Now that you know its location, let’s discuss its composition. This three-headed muscle is composed of the long head, the medial head, and the lateral head. Note that two are named for their location: the medial and the lateral heads, and one for its size: the long head. That makes them relatively easy to identify.
Each one of these heads has a distinct origin, but they all combine distally into a thick tendon that connects it altogether to the joint and fascia in the elbow. The long head, which you see highlighted in green, originates in the infraglenoid tubercle of the scapula, on the lateral border of that bone. The medial head originates in the dorsal humerus, which is the long bone of the upper arm, distally from the radial sulcus. And the lateral head originates in the dorsal humerus proximally.
The long and lateral heads are easily palpated as they are more superficially located, but you can’t feel the medial head as it is tucked beneath them.
The three combine as they approach the elbow, and together, they form a thick tendon which inserts into the olecranon of the ulna and additionally to the capsule of the elbow joint and the antebrachial fascia.

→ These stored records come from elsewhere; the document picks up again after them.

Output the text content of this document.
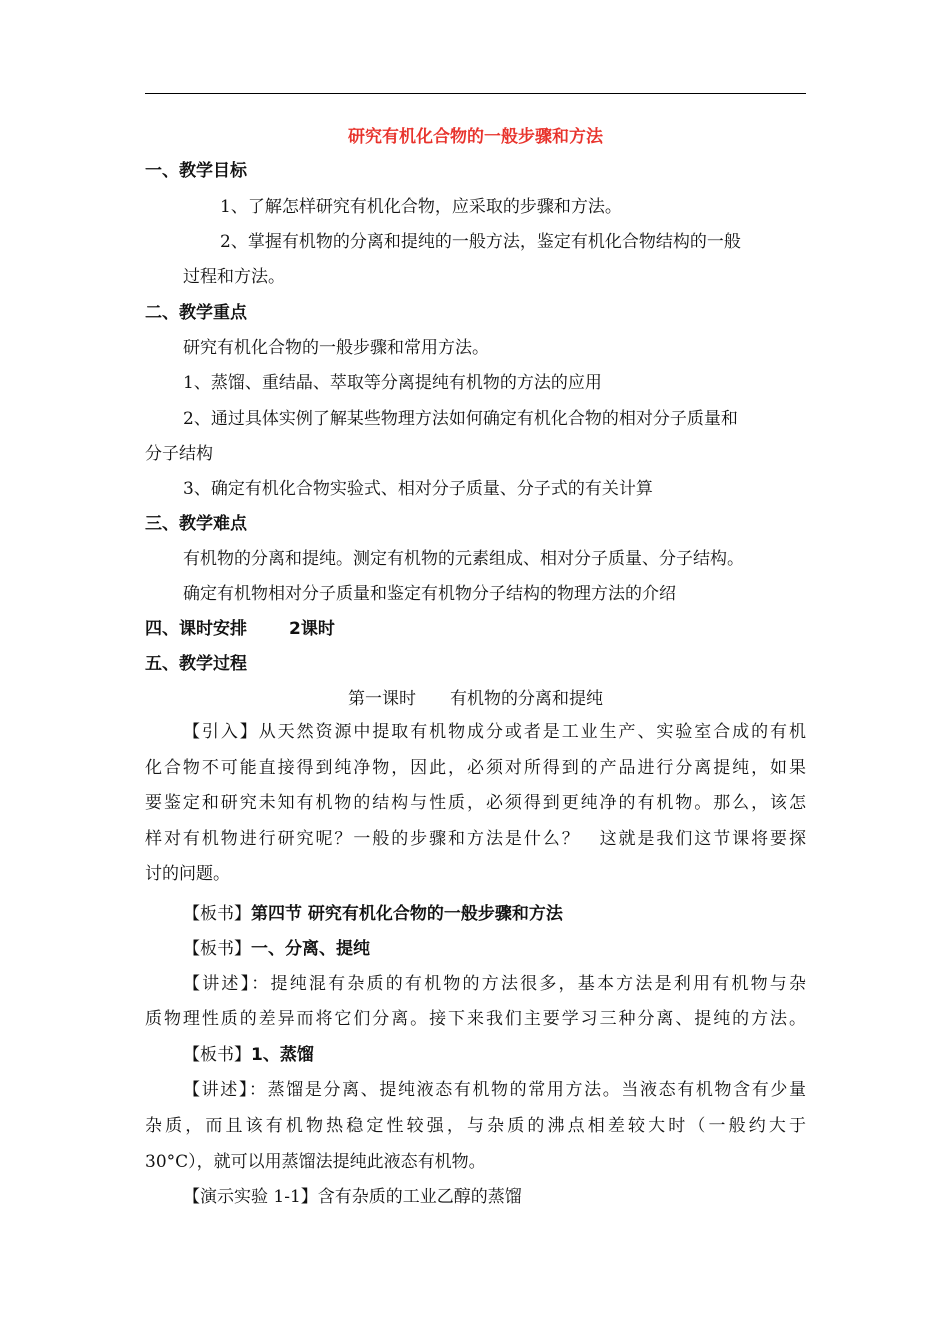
研究有机化合物的一般步骤和方法
一、教学目标
1、了解怎样研究有机化合物，应采取的步骤和方法。
2、掌握有机物的分离和提纯的一般方法，鉴定有机化合物结构的一般
过程和方法。
二、教学重点
研究有机化合物的一般步骤和常用方法。
1、蒸馏、重结晶、萃取等分离提纯有机物的方法的应用
2、通过具体实例了解某些物理方法如何确定有机化合物的相对分子质量和
分子结构
3、确定有机化合物实验式、相对分子质量、分子式的有关计算
三、教学难点
有机物的分离和提纯。测定有机物的元素组成、相对分子质量、分子结构。
确定有机物相对分子质量和鉴定有机物分子结构的物理方法的介绍
四、课时安排 2课时
五、教学过程
第一课时　　有机物的分离和提纯
【引入】从天然资源中提取有机物成分或者是工业生产、实验室合成的有机
化合物不可能直接得到纯净物，因此，必须对所得到的产品进行分离提纯，如果
要鉴定和研究未知有机物的结构与性质，必须得到更纯净的有机物。那么，该怎
样对有机物进行研究呢？一般的步骤和方法是什么？　这就是我们这节课将要探
讨的问题。
【板书】第四节 研究有机化合物的一般步骤和方法
【板书】一、分离、提纯
【讲述】：提纯混有杂质的有机物的方法很多，基本方法是利用有机物与杂
质物理性质的差异而将它们分离。接下来我们主要学习三种分离、提纯的方法。
【板书】1、蒸馏
【讲述】：蒸馏是分离、提纯液态有机物的常用方法。当液态有机物含有少量
杂质，而且该有机物热稳定性较强，与杂质的沸点相差较大时（一般约大于
30°C），就可以用蒸馏法提纯此液态有机物。
【演示实验 1-1】含有杂质的工业乙醇的蒸馏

The triceps brachii functions as a counterpart to the biceps brachii located on the anterior aspect of the upper arm. The triceps work to extend the arm, and the biceps are responsible for flexion. The triceps brachii also protect the capsule of the elbow joint during extreme extension.
The radial nerve serves as the supply for this muscle and is what causes the triceps brachii to extend the arm. The radial nerve runs from within the radial sulcus of the humerus, where it is covered by both the medial and lateral head and then courses down to the crook of the elbow where it rests between the biceps and triceps.